Melissa is a finishing development technician for Levi Strauss & Co. She’s one of those apparel artists who can “rough up” a brand new pair of blue jeans to make it look like it’s been worn—hard—for years and years.
A little more than a year ago, Melissa was a merchandiser charged with making the women’s product look as good as it possibly could at Bloomingdale’s in San Francisco. With a fashion design degree under her belt and a just-earned promotion, she had some traction in the hyper-competitive apparel business, but her work wasn’t quite as “hands on” as she wanted it to be.
Today, at LS&Co., it couldn’t be any more ”hands on.” Using tools like sandpaper and a dremel, Melissa and her colleagues can take a fresh pair of denim blue jeans and, following the instructions from a designer, turn it into the perfect pair to add to your wardrobe—with the wrinkles and wear patterns that make it look like an old favorite, rather than something brand new.

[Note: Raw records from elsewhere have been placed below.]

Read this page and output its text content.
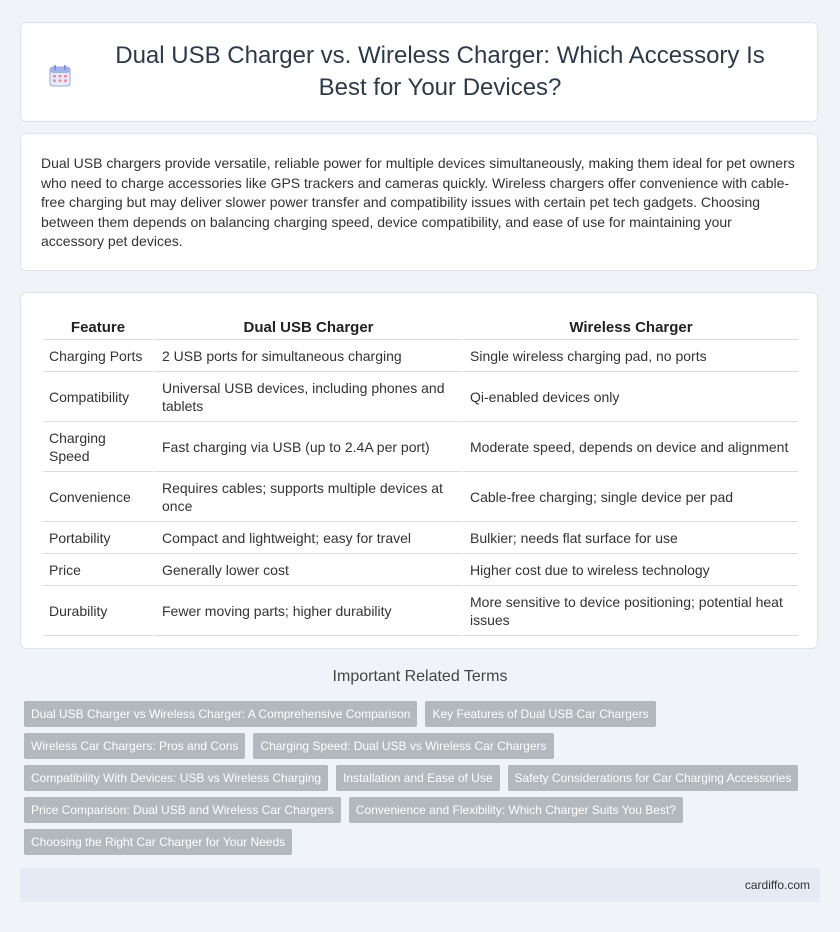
Dual USB Charger vs. Wireless Charger: Which Accessory Is Best for Your Devices?

Dual USB chargers provide versatile, reliable power for multiple devices simultaneously, making them ideal for pet owners who need to charge accessories like GPS trackers and cameras quickly. Wireless chargers offer convenience with cable-free charging but may deliver slower power transfer and compatibility issues with certain pet tech gadgets. Choosing between them depends on balancing charging speed, device compatibility, and ease of use for maintaining your accessory pet devices.

Feature	Dual USB Charger	Wireless Charger
Charging Ports	2 USB ports for simultaneous charging	Single wireless charging pad, no ports
Compatibility	Universal USB devices, including phones and tablets	Qi-enabled devices only
Charging Speed	Fast charging via USB (up to 2.4A per port)	Moderate speed, depends on device and alignment
Convenience	Requires cables; supports multiple devices at once	Cable-free charging; single device per pad
Portability	Compact and lightweight; easy for travel	Bulkier; needs flat surface for use
Price	Generally lower cost	Higher cost due to wireless technology
Durability	Fewer moving parts; higher durability	More sensitive to device positioning; potential heat issues
Important Related Terms
Dual USB Charger vs Wireless Charger: A Comprehensive Comparison	Key Features of Dual USB Car Chargers
Wireless Car Chargers: Pros and Cons	Charging Speed: Dual USB vs Wireless Car Chargers
Compatibility With Devices: USB vs Wireless Charging	Installation and Ease of Use	Safety Considerations for Car Charging Accessories
Price Comparison: Dual USB and Wireless Car Chargers	Convenience and Flexibility: Which Charger Suits You Best?
Choosing the Right Car Charger for Your Needs
cardiffo.com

It’s not surprising she found herself at Levi Strauss & Co. As a child, she participated with her family in Gold Rush era reenactments near her hometown of Sacramento, Calif. It was the hard work of the gold miners and others building the American West that helped launch this company. In fact, Reno tailor Jacob Davis and dry goods merchant Levi Strauss invented the blue jean to meet those workers’ needs for a durable work pant.
What stands out in Melissa’s mind is that the clothes of that historical era were made to stand the test of time and hard work.

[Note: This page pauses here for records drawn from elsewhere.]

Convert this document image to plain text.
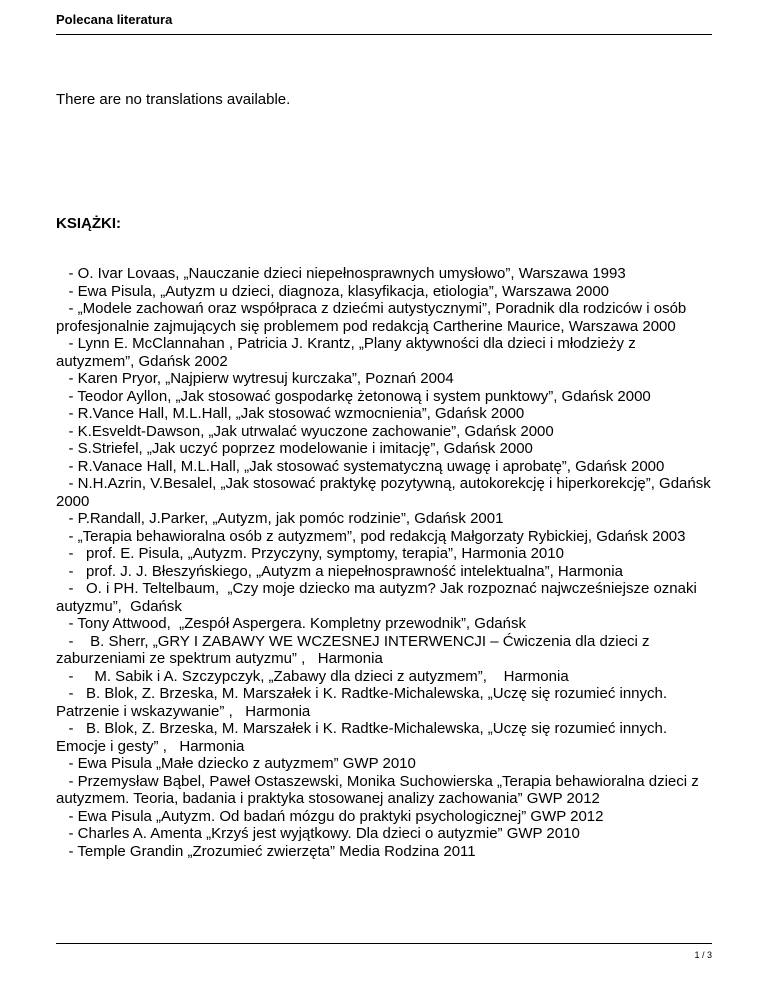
Polecana literatura
There are no translations available.
KSIĄŻKI:
- O. Ivar Lovaas, „Nauczanie dzieci niepełnosprawnych umysłowo”, Warszawa 1993
- Ewa Pisula, „Autyzm u dzieci, diagnoza, klasyfikacja, etiologia”, Warszawa 2000
- „Modele zachowań oraz współpraca z dziećmi autystycznymi”, Poradnik dla rodziców i osób profesjonalnie zajmujących się problemem pod redakcją Cartherine Maurice, Warszawa 2000
- Lynn E. McClannahan , Patricia J. Krantz, „Plany aktywności dla dzieci i młodzieży z autyzmem”, Gdańsk 2002
- Karen Pryor, „Najpierw wytresuj kurczaka”, Poznań 2004
- Teodor Ayllon, „Jak stosować gospodarkę żetonową i system punktowy”, Gdańsk 2000
- R.Vance Hall, M.L.Hall, „Jak stosować wzmocnienia”, Gdańsk 2000
- K.Esveldt-Dawson, „Jak utrwalać wyuczone zachowanie”, Gdańsk 2000
- S.Striefel, „Jak uczyć poprzez modelowanie i imitację”, Gdańsk 2000
- R.Vanace Hall, M.L.Hall, „Jak stosować systematyczną uwagę i aprobatę”, Gdańsk 2000
- N.H.Azrin, V.Besalel, „Jak stosować praktykę pozytywną, autokorekcję i hiperkorekcję”, Gdańsk 2000
- P.Randall, J.Parker, „Autyzm, jak pomóc rodzinie”, Gdańsk 2001
- „Terapia behawioralna osób z autyzmem”, pod redakcją Małgorzaty Rybickiej, Gdańsk 2003
-   prof. E. Pisula, „Autyzm. Przyczyny, symptomy, terapia”, Harmonia 2010
-   prof. J. J. Błeszyńskiego, „Autyzm a niepełnosprawność intelektualna”, Harmonia
-   O. i PH. Teltelbaum,  „Czy moje dziecko ma autyzm? Jak rozpoznać najwcześniejsze oznaki autyzmu”,  Gdańsk
- Tony Attwood,  „Zespół Aspergera. Kompletny przewodnik”, Gdańsk
-    B. Sherr, „GRY I ZABAWY WE WCZESNEJ INTERWENCJI – Ćwiczenia dla dzieci z zaburzeniami ze spektrum autyzmu” ,   Harmonia
-     M. Sabik i A. Szczypczyk, „Zabawy dla dzieci z autyzmem”,    Harmonia
-   B. Blok, Z. Brzeska, M. Marszałek i K. Radtke-Michalewska, „Uczę się rozumieć innych. Patrzenie i wskazywanie” ,   Harmonia
-   B. Blok, Z. Brzeska, M. Marszałek i K. Radtke-Michalewska, „Uczę się rozumieć innych. Emocje i gesty” ,   Harmonia
- Ewa Pisula „Małe dziecko z autyzmem” GWP 2010
- Przemysław Bąbel, Paweł Ostaszewski, Monika Suchowierska „Terapia behawioralna dzieci z autyzmem. Teoria, badania i praktyka stosowanej analizy zachowania” GWP 2012
- Ewa Pisula „Autyzm. Od badań mózgu do praktyki psychologicznej” GWP 2012
- Charles A. Amenta „Krzyś jest wyjątkowy. Dla dzieci o autyzmie” GWP 2010
- Temple Grandin „Zrozumieć zwierzęta” Media Rodzina 2011
1 / 3
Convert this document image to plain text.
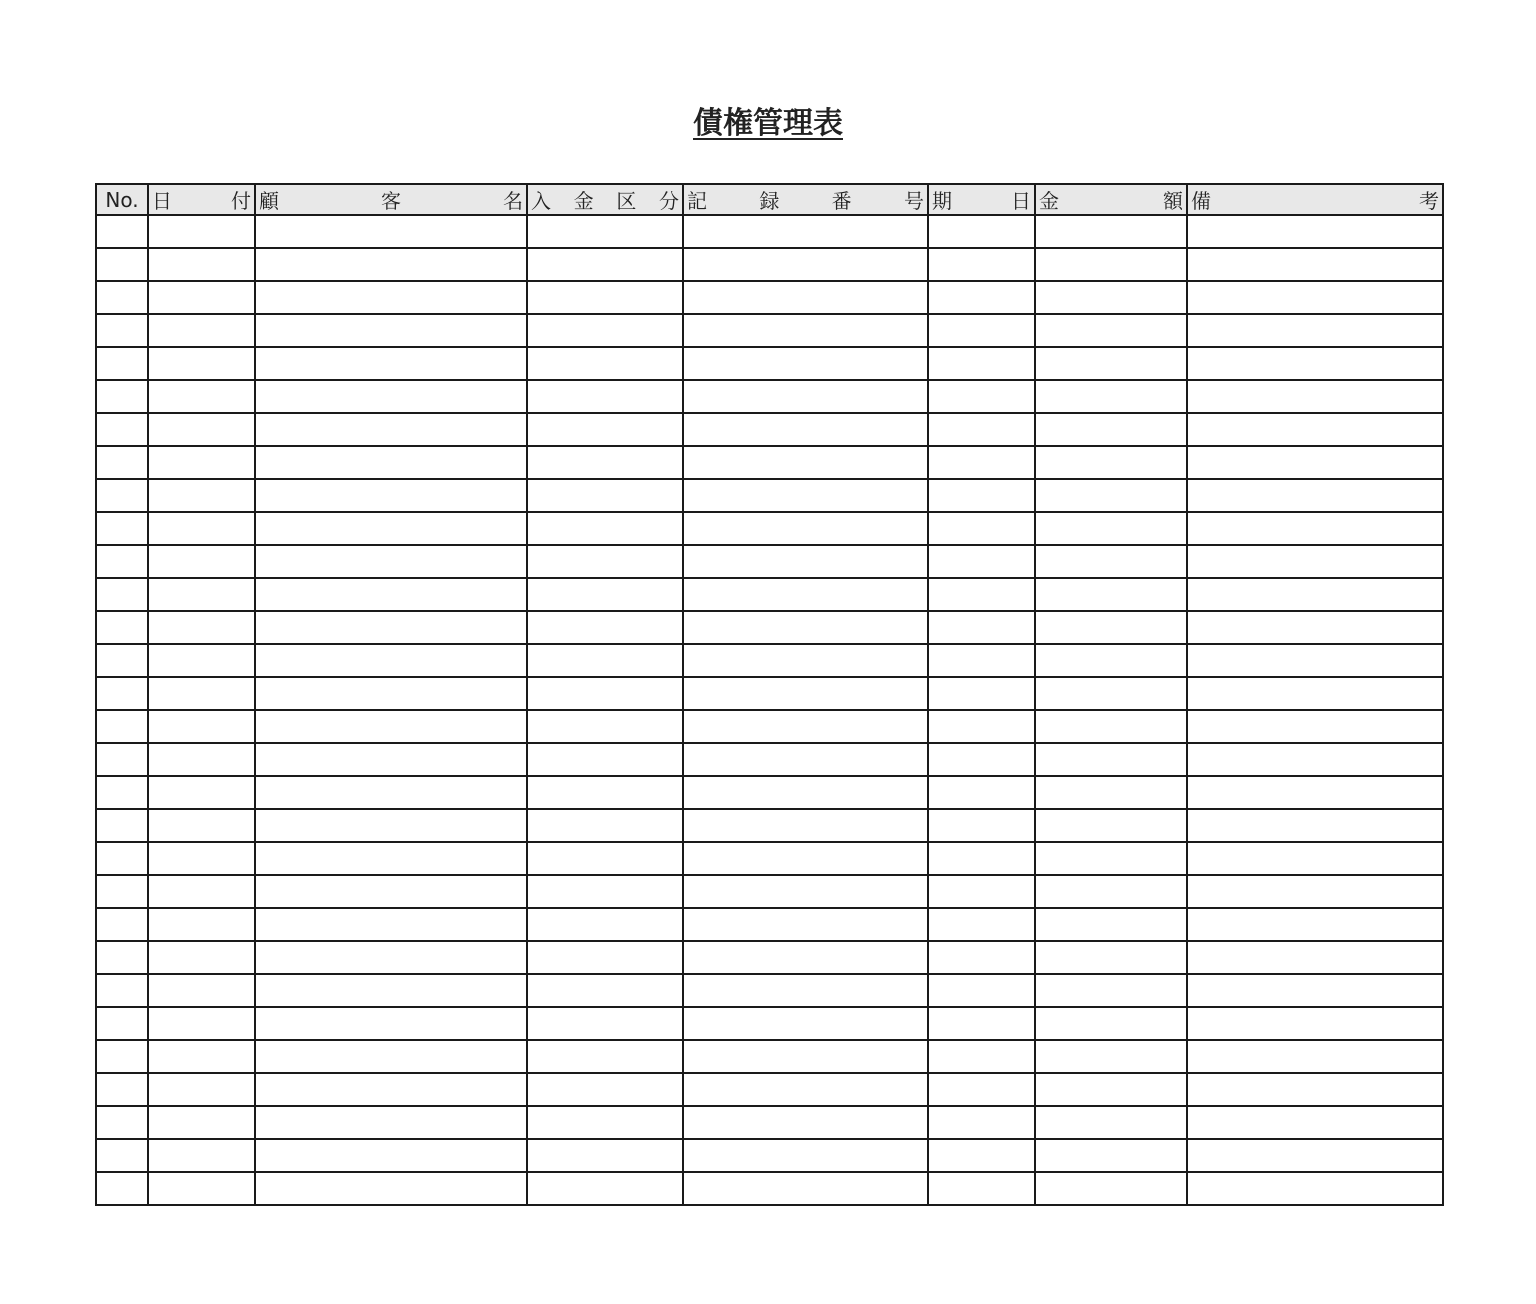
債権管理表
No.	日 付	顧 客 名	入 金 区 分	記 録 番 号	期 日	金 額	備 考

“Given its history, I think Levi’s® gets it,” Melissa said, “Producing products that are made well and intended to last.”
In addition to fashion design and merchandising, Melissa also took many college courses in environmental studies. She loves fashion, but knows many industry practices aren’t sustainable.
That’s another reason she sought a job at Levi Strauss & Co.
“One reason I wanted to work for Levi’s® is that they’re focused on sustainability,” Melissa said. “They make clothes that last, and they’re also finding ways to use less water in production and make use of scrap fabrics and fibers.”
Moving from the floor of a department store to her hands-on finishing work was a big change for Melissa, but it could be just the beginning. She hopes to use her newfound understanding of where clothing comes from and how it’s made to help make a difference in the industry.
That fits in well with LS&Co.’s approach—driving change through leadership, collaboration and a focus on doing the right thing.
And just as she does on a daily basis with blue jeans, she may have to rough things up a bit in order to to make them better.